4/10
Wanted to like it, but... Not
6 February 2023
Warning: Spoilers
These ARE two talented performers, though Steve Martin has always seemed distant from the characters he plays (or over-plays), and thus distant from his audience. Short was definitely on the cutting edge when he was with Second City, but he, too, keeps a wall up between himself and his audience, from authentically connecting with characters and therefore his audience. This separation is reminiscent of Jerry Lewis, Don Rickles and the comedians of that age and style. Where Short can and does go over the top too easily, Martin steps a few feet close to that line, but is never closer to genuine hilarity than arms-length version of saying the lines he's memorized. His performances always feel extremely rehearsed.

This show suffers mightily from a pretense of casual and extemporaneous humor and conversation.
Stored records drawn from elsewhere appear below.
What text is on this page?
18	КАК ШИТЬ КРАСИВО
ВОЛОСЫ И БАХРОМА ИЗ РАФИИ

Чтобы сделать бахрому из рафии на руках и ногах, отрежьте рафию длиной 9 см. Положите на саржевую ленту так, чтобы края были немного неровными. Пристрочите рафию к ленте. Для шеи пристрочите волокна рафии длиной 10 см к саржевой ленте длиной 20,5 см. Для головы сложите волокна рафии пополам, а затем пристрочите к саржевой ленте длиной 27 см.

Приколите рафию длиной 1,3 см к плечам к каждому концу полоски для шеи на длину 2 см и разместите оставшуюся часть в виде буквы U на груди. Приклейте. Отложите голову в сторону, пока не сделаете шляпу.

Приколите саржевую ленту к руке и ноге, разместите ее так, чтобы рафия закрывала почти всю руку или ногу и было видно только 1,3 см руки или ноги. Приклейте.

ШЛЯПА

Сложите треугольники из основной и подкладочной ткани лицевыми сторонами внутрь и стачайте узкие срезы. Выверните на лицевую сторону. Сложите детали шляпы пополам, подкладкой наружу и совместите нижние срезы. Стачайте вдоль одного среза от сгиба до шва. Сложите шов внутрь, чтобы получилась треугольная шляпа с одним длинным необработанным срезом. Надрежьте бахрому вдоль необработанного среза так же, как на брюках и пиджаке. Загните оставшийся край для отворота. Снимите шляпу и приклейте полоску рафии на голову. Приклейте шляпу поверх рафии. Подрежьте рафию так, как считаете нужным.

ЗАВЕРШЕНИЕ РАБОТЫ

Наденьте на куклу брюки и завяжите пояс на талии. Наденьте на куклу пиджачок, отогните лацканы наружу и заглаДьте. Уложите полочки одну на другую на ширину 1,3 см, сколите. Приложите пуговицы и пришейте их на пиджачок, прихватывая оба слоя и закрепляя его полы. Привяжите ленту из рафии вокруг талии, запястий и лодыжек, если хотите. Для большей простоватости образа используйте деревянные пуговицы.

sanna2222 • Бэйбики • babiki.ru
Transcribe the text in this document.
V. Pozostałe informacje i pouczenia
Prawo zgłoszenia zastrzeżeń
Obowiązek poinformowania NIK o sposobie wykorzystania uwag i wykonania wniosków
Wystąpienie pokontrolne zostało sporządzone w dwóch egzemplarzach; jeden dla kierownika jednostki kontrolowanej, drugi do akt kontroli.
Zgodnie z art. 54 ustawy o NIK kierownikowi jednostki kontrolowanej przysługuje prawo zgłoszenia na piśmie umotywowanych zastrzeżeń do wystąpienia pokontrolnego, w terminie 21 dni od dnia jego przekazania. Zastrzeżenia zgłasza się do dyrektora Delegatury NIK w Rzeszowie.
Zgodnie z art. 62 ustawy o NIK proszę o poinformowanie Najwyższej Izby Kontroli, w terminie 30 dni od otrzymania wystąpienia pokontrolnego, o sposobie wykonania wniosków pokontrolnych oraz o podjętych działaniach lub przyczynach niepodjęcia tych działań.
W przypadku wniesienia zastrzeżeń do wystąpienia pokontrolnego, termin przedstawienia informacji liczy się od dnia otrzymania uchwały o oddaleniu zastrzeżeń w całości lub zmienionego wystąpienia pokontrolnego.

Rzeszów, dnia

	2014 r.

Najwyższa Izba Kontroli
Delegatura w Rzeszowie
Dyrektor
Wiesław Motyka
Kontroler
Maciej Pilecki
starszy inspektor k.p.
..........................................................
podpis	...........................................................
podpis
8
Presumably, everyone in the theater and watching the streaming show knows that this is all carefully written and ACTED. So, why bother with the artifice?

Weirdly, Short told a story about the origin of one character, saying he started it on his run with SNL. But, that's not true; he did the nervous sleazy lawyer years earlier on Second City. Why lie about that?

They could have had real conversation, building a show on topics and having real conversation and humourous insughts, etc, but instead, everything is highly scripted and timed to the second.

It's also weird to have a piano player in the stage, who is strained to act funny, too. It was just awkward, unfunny and painful. And, insulting.

Beyond the clunkiness this causes, the 'humor' is weak or, in the case of Short, painfully over-the-top slapstick that just isn't funny anymore. Do people laugh? Of course! But, I'm confident that much of the laughter from theater audience is from 1) the expectation that these guys are funny, and 2) nervous response to being shocked at how lame or insulting the performance is.

There's entirely too much dependence on their past celebrity, along with reliance of context long in the past - to the point of irrelevance. The message really is that they're depending on a sense of shared memories of decades ago, with no real effort to be funny or insightful in context of today. It's like a lounge singer trying to make a living doing Rat Pack-style singing.

If I'd paid to attend live, I'd have left early and asked for a refund. As a Netflix viewer, I hung in for about 20 minutes, waiting and hoping, then realizing it was never going to happen.